Additionally, by claiming your business, you’ll be able to address any reviews people may post to these services, so you can have one-on-one conversations with your customers. Which means you can show appreciation for great reviews and try to address the bad ones. Customers like to see a business take an interest in resolving issues publicly. It shows you care and customers are more likely to come back to you, even though they may have had a negative experience.

There are tons of directory services out there. Here are most of the major ones you’ll want to engage with:

How to set up Google My Business »

Claim Your Business | Yelp »

How to Claim A Facebook Business Page »

Claim Your Business on Foursquare »

Claim Your Free Trip Advisor Listing »

Get a Free Listing with Yellow Pages »

And of course the venerable Better Business Bureau »

 

Audit Your Online Reputation.

Okay, you’ve claimed your business. But there’s a worldwide web out there of places your name may come up that has nothing to do with directory listings … like news sites and blogs. And you’re going to want to know about it. So do you have 24 hours a day where you can Google the web for anyone who mentions your business or brand? Didn’t think so.

Google Alerts is a free service that monitors the web for you, based on criteria you supply. If it can be Googled (and it;s fresh information), Google Alerts will find and tell you about it. For example, you can make an alert to let you know when your business or brand name is mentioned anywhere online (except for social posts). Utilizing Google Alerts is much more efficient than taking time to manually do searches.

Once alerted, you can go to the online reference and decide if there’s anything you need to address.

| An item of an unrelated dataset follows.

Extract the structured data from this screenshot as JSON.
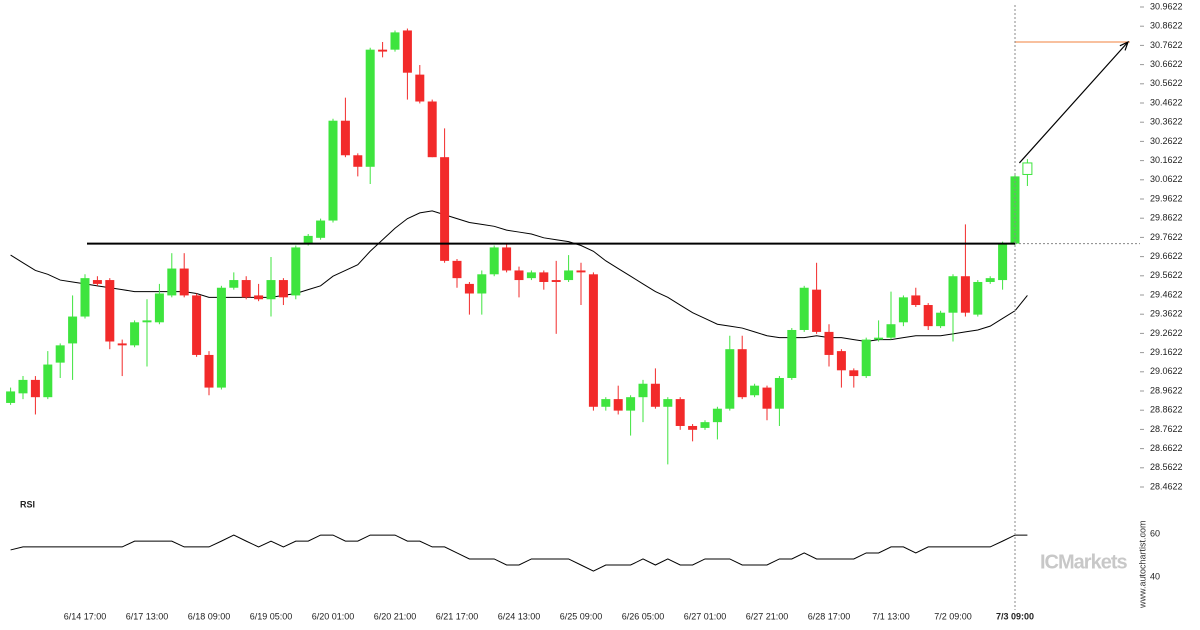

Typically, the most common thing might be to acknowledge an online review – whether positive or negative. Or you may just want to bookmark mentions in posts to keep tabs on how people are talking about you in the media.

 

Paid Services Can Do the Heavy Lifting.

We’ve recommended Google Alerts for you because it’s free and fairly easy to set up – always a plus for busy small business owners. But as we mentioned, Google Alerts doesn’t follow social media, where surely your name will come up time to time. But, boy, you didn’t get into business to spend all your time trying to find the needles in the chatty haystacks of information that may or may not reveal information you need.

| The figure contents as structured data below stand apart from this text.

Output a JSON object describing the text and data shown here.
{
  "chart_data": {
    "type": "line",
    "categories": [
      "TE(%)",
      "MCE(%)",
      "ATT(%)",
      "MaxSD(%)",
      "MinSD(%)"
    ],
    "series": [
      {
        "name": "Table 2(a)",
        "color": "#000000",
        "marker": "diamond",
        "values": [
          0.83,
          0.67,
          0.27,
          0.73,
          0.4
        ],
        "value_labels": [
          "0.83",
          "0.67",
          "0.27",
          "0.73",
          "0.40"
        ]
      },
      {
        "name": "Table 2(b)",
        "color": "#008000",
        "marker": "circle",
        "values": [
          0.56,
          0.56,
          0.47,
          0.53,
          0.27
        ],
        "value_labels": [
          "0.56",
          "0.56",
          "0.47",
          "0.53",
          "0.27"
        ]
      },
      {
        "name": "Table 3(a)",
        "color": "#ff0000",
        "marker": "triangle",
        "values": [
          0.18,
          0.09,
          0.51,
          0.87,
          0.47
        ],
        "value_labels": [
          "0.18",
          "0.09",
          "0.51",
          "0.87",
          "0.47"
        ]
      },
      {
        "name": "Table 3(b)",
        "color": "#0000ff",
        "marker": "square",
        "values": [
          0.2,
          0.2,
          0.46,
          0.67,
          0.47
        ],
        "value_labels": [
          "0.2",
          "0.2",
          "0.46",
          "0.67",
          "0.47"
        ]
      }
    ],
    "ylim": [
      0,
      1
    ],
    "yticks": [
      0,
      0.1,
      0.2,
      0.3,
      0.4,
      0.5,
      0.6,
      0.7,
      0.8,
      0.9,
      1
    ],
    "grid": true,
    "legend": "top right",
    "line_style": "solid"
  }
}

For that reason, you may want to consider some paid online reputation management tools, where you can listen to the conversations taking place on social media and elsewhere. This is especially valuable in the case where neither you nor anyone on your team has the time or expertise to manually root out the kind of information you’re looking for. From this list, you’ll have more options to consider, depending on what may fit your needs and/or budget.

 

To Sum Up:

  • Pay attention to online reviews and stories to see how you’re doing and how the public perceives your business. The feedback you glean may be critical to your business success or failure.
  • Think about the best way to go about reputation management. Are you going to monitor the web? Will someone on your team? Or does it make sense to enlist a service to help monitor the web for you?
  • If you’re going to monitor your reputation, commit to it. This is not a one-and-done proposition. As long as you’re in business, you’re going to want to stay on top of what people are saying about you.
  • Above all, don’t be afraid to ask your customers to leave reviews online. Make it easy for them by sending a link to your Google My Business or Yelp listing. Chances are, most people who welcome your invitation will likely be inclined to leave a favorable review based on your personal connection.

Always remember, as Oscar Wilde said:

There is only one thing in life worse than being talked about, and that is not being talked about. 

Your job is to just put in the effort to participate in the online conversations that will result in improving your overall business success.